Yogo Pausch. Foto: TM

Auch Yogo Pausch beeindruckt an den Perkussionsinstrumenten. Wenn er mit speichel-feuchten Fingern quietschend über einen großen Gong reibt und damit quietschend die schaurige Atmosphäre des Inzests akustisch untermalt, entsteht ein Gänsehaut-Moment, der weit über das übliche Theatererlebnis hinausgeht.

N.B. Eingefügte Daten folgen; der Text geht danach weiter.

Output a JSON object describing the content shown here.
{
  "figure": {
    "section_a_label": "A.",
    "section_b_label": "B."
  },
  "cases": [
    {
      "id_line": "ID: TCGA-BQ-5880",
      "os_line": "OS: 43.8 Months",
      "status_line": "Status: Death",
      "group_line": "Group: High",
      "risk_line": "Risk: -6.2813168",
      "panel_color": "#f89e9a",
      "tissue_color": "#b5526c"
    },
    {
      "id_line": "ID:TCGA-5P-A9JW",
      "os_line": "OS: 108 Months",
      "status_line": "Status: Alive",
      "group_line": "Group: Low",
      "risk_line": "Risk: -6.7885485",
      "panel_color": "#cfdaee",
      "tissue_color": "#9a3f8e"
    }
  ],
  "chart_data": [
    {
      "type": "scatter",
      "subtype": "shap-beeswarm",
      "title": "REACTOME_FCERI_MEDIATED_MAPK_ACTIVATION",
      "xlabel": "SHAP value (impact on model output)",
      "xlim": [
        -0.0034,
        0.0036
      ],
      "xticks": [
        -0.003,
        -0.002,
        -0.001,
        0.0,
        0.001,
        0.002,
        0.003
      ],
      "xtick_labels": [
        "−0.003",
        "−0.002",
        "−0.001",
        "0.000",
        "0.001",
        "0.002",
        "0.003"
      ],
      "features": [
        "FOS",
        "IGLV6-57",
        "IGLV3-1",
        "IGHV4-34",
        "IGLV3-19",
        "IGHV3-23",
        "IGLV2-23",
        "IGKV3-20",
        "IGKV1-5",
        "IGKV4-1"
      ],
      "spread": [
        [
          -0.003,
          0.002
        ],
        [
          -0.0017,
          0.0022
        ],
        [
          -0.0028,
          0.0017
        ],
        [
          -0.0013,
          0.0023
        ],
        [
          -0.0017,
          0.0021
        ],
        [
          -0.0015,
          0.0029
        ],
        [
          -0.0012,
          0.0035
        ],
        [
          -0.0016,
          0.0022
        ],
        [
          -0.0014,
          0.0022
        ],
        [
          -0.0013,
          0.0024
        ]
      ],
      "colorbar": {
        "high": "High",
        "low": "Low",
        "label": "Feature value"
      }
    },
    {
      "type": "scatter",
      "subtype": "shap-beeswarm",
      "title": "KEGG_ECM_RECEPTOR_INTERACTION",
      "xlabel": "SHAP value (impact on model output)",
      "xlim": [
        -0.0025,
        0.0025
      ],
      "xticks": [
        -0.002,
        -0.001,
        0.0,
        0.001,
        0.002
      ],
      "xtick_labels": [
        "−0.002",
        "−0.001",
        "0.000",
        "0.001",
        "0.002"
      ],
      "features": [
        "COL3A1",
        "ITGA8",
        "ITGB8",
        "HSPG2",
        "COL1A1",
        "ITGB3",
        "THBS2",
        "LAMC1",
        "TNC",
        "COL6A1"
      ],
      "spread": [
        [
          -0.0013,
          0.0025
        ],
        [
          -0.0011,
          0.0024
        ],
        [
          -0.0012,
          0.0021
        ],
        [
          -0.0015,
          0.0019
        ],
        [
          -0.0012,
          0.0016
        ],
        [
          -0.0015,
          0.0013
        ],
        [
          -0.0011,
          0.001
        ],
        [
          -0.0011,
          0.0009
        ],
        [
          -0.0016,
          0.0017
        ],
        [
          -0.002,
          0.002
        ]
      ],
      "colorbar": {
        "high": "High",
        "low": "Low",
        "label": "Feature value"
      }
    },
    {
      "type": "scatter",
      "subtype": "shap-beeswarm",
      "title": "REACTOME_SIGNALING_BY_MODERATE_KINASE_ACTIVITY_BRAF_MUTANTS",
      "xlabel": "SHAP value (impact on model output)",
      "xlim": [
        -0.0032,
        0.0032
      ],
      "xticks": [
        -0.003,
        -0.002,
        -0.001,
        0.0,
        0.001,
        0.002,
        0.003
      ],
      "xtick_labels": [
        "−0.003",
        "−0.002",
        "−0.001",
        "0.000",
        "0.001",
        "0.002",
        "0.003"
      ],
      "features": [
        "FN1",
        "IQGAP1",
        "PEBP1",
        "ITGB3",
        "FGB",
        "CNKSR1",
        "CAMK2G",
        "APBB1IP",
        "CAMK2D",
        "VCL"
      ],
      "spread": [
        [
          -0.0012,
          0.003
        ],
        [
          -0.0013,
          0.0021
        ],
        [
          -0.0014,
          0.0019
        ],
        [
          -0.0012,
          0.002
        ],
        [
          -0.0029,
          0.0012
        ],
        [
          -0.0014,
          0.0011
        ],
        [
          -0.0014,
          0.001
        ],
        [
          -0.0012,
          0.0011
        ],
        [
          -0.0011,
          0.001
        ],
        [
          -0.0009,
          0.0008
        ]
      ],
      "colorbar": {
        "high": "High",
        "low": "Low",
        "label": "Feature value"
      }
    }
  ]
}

Wer das gemacht hat, kann doch kein Mensch sein

Am Ende steht das Publikum vor der erschütternden Frage nach der menschlichen Natur. Der Täter von Tannöd agiert nicht im Affekt oder Blutrausch. Er geht nach eigener Aussage in wundersamer, geistiger Klarheit zu Werke, als er sie alle mit der Spitzhacke ermordet. Zunächst in Affekt, als Rache für verschmähte Liebe, dann rational ganz nach Plan. Leiche für Leiche. Was macht einen „eigentlich“ ganz normalen Menschen zu so einem Un-Menschen? Könnte das jeder/jedem von uns auch passieren? Hat vielleicht Aleksandr Solzhenitsyn sogar recht, wenn er behauptet: „Die Grenze zwischen Gut und Böse verläuft durch das Herz eines jeden Menschen.“


Applaus für die Mitwirkenden. Foto: TM

Trotz des geschilderten Schreckens und der offenen Fragen gab es am Ende langanhaltenden, verdienten Beifall. Ein aufwühlender Abend, der durch die Inszenierung und Darstellung nachhaltig beeindruckt und mitnimmt.